Laisser un nom dans l’Histoire

28 février, 2014

« Dire qu’il y a des gens qui attachent leur nom à des plats : la sauce Béchamel, la sauce Mornay, le steak Châteaubriand…. Il faut être de haute naissance pour que son pseudonyme soit lié à une salade ou un flan… Personne ne se souviendra de ma cuisine, c’est assez injuste. La grande cuisine est aristocratique. »

« Bon, certes Louis de Béchameil était un peu marquis et Mornay un peu duc, mais regarder les sœurs Tatin, d’honnêtes commerçantes de Sologne ! »

« Euh, ça ne compte pas. On dit qu’elles ont inventé la tarte Tatin par erreur. C’est assez pittoresque. Moi, je n’ai rien créé en me trompant. Je bosse comme il faut. »

« L’ennui avec vous, c’est qu’une salade Dugenou, ça ne sonne pas très bien. Vous ne pourriez pas changer de nom ? »

« Euh… non, c’était celui de mes aïeux. »

« Vous pourriez dédier un mets à une belle femme comme Madame Melba, cette célèbre cantatrice qui a inspiré la pèche du même nom à un admirateur. »

« Non, je ne me vois pas inventer la banane Josiane, ça fait curieux. Et elle risque de mal le prendre. »

« Et Monsieur Parmentier qui non seulement introduisit la patate dans notre alimentation, mais qui chercha à la valoriser dans son magnifique hachis ? »

« Oui, ça c’est bien. Pas très raffiné, mais bien. »

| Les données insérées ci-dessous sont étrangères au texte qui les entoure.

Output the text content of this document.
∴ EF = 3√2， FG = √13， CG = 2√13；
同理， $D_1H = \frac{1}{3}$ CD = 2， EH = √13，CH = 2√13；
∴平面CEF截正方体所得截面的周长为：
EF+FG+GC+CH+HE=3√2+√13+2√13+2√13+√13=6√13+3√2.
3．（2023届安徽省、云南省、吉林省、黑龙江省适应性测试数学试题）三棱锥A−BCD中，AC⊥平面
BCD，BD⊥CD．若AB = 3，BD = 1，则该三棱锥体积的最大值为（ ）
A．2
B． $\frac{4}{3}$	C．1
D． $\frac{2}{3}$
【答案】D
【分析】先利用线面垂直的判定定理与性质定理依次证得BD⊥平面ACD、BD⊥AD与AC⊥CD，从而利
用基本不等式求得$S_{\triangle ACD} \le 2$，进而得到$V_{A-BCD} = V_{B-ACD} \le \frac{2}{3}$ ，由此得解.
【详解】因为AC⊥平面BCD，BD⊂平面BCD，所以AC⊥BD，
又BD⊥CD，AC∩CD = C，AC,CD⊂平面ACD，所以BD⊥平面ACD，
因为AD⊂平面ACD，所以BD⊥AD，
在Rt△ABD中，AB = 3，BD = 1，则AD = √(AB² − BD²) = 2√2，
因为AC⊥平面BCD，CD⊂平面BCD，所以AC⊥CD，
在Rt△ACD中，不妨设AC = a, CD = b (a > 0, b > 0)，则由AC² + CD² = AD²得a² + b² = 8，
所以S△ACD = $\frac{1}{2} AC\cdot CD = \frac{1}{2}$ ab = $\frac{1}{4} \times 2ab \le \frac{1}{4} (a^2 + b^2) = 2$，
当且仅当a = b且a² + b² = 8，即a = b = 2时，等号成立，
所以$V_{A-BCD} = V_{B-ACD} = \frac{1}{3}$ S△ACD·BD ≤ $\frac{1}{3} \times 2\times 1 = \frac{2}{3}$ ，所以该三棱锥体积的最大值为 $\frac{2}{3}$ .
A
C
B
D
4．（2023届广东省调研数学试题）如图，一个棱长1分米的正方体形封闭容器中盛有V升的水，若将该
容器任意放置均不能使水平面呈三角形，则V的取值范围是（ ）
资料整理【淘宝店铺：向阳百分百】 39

« Le chanoine Kir s’est distingué dans le domaine de l’apéritif. »

« Certes, mais enfin, je ne vois pas les gens s’attabler et commander un Dugenou ! »

« Ou alors essayez d’inventer quelque chose de banal comme le baron Bich qui était loin de s’imaginer que des millions d’êtres penseraient à lui en s’emparant de leur stylo à bille tous les jours. »

« Encore un noble ! »

« Euh…. Je vous rappelle tout de même que c’est un modeste citoyen, Monsieur Rustin qui inventa la rustine. »

« Tous ces noms sont passés dans le langage courant. On ne se souvient plus de l’individu qui était à l’origine de l’invention. »

« Je vois ce que c’est, vous voudriez une rue ou même une avenue. Pour le moment, je n’ai qu’une impasse à vous proposer. »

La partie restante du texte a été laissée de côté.